Что такое? Ведь это же голос Ганны, его жинки. Каким же образом это могло случиться? И где он? Где-то горит свеча. Он подымается, осматривается. Да ведь он же на печке! У себя в хате. Печка-то горячая-прегорячая. Вот его и припекло, да так, что просто терпеть уже больше нельзя.

Он вскакивает, перебирается к краю печки и садится, свесив ноги книзу. Внизу на полу стоит Ганна.

— Ганна? — спрашивает он, еще не веря своим глазам.

— А то кто же? Ганна и есть, твоя жинка.

— А разве я не шарахнулся в прорубь?

— А шарахнулся… Как же нет. Надрызгался пьяный и разум потерял. Ну и шарахнулся…

— А разве я не пошел ко дну? Не судили меня на Страшному Суде? Не бултыхали в кипящую смолу?
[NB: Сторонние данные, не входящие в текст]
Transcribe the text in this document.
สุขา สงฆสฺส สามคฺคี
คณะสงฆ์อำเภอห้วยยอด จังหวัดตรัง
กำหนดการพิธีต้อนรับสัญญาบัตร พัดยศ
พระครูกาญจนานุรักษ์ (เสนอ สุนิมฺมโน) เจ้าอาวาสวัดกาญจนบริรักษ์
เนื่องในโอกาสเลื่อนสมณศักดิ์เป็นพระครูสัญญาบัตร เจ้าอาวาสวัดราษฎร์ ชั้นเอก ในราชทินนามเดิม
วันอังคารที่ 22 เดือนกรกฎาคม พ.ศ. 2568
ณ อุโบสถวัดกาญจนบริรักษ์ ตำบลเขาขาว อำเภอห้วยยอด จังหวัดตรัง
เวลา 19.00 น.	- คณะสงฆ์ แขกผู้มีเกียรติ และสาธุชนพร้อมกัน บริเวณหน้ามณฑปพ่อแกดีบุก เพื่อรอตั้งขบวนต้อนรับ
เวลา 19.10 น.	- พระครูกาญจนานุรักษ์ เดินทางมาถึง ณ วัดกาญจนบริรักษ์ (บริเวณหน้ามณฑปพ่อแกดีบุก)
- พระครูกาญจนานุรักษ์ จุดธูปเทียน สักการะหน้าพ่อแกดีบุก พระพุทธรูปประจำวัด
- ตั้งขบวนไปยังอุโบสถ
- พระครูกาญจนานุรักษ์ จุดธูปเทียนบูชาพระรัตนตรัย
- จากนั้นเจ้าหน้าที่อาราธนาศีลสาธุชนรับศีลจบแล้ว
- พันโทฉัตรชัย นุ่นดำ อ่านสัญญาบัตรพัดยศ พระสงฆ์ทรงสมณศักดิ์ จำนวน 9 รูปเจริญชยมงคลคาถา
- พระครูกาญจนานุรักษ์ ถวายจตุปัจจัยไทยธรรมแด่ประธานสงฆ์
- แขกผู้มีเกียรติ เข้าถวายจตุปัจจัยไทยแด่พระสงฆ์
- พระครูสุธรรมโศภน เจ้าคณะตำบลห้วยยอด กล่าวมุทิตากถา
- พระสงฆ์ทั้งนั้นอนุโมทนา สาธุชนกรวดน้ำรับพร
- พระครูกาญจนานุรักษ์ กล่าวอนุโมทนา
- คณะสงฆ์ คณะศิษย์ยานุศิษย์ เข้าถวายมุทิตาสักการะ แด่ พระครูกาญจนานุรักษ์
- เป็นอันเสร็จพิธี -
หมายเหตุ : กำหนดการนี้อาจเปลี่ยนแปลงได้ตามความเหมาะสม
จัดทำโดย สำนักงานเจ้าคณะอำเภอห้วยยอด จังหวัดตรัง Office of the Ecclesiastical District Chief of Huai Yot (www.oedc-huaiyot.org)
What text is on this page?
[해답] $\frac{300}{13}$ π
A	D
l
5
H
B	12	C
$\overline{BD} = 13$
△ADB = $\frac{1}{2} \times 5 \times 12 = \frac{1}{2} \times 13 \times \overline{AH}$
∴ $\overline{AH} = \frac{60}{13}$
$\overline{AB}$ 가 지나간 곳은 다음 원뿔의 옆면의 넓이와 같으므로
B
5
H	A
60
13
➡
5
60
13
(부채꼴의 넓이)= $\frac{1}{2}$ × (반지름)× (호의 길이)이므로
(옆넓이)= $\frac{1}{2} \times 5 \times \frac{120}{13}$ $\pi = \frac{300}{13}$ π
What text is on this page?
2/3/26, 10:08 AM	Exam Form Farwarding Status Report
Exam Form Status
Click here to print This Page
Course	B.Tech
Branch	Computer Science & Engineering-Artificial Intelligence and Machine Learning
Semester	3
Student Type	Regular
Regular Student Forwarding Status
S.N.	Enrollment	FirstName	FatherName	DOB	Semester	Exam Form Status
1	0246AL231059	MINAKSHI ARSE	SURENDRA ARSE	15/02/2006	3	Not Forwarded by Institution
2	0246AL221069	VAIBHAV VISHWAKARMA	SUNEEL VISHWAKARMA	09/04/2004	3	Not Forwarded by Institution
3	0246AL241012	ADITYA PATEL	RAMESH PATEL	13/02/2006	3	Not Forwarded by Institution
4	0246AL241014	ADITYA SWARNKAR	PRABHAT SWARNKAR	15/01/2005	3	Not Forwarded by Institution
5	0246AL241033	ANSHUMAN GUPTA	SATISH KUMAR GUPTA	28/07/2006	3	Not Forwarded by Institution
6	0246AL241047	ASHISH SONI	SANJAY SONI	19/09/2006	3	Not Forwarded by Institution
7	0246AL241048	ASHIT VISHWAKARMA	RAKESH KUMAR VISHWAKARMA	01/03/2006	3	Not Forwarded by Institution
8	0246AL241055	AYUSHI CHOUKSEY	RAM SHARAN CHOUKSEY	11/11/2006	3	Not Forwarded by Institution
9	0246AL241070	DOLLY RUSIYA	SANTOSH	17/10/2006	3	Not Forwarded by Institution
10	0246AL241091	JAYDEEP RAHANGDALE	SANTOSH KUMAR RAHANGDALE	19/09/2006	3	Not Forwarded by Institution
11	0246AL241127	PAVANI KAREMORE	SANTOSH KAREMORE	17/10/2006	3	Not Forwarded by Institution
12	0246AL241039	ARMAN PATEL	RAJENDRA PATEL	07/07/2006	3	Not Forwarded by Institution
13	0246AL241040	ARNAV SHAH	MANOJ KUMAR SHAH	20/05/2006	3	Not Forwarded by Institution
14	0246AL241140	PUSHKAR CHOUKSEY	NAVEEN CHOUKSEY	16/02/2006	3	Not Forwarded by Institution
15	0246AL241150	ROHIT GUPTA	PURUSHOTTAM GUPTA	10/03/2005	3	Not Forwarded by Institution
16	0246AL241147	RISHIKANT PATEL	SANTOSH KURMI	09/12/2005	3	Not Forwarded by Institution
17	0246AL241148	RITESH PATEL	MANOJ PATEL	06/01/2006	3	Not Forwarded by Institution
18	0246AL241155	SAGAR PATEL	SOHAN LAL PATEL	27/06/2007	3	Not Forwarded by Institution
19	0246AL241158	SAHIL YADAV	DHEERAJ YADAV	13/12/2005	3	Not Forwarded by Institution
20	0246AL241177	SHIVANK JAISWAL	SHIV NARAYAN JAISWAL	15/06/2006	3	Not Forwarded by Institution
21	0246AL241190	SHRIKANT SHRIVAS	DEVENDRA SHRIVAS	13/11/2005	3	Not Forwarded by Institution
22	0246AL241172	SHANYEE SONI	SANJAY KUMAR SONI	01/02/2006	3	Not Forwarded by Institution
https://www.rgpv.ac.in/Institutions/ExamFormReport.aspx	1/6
— Еще что выдумай! В прорубь-то ты влетел, да, слава Богу, мужички зацепили тебя неводом и вытащили. И в эту минуту ты всякое сознание потерял. Так уж думали, что ты мертвый. Завернули тебя в кожух и принесли в хату… А тут по селу жалость пошла. Народ стал говорить: до чего человека довели. Был Микола непьющий да работник, а нужда скрутила его, а люди и еще того хуже… Ну и жалость пошла… И стал народ жертвовать: кто хлеба принес, кто рыбку, кто того, а кто сего… Соломы целый стожок натаскали. Я и печку затопила, и тебя согрела. И ребятишек покормила, и спать они легли… И знаешь, Микола, даже сам батюшка отец Мануил пришел, на образ крестился и таким тихим и кротким голосом говорил: «Может, говорит, Ганна, и я тут виноват был. Только я не хотел душу его губить, сама знаешь, я даже простил его, и сено ему простил, и суда не хотел… И еще, говорит, тогда он из жалованья своего четыре карбованца недополучил. Конечно, говорит, ему и не следовало, а все же… Так вот, отдай ему. Пускай это будет вам на праздник…» — и дал четыре карбованца, вон там на столе лежат. «А когда Микола, говорит, проснется, скажи ему, что я согласен взять его в работники… Потому что он работник хороший, лучшего и не надо».

Слушал это Микола, как сказку, в голове его еще стоял туман, и он даже не совсем был уверен, что это происходит уже на этом, а не на том свете. И, кроме того, сильно побаливал у него бок, так здорово припекло ему, — не то в смоляном котле, не то на печке.

Слез он с печи и видит: на столе горит свеча и лежит надрезанный хлеб. На тарелке жареная рыба, что-то такое в горшке, прикрытое полотенцем, и даже кутья в мисочке есть.

Провел он ладонью по глазам, окончательно пришел в себя и убедился, что все это происходит тут, на этом свете.

— А знаешь, Ганна, — сказал он, — это хорошо, что батюшка меня в работники берет. Значит, мы еще поправимся. И я тебе скажу, Ганна, хотя мы и бедные с тобою и не везет нам, уж так не везет, как только может не везти двум несчастным людям, — а все-таки на этом свете куда лучше, чем на том… Это уж ты мне поверь.

А когда они сели за стол и начали ужинать, Микола рассказал Ганне всё, что было с ним на том свете.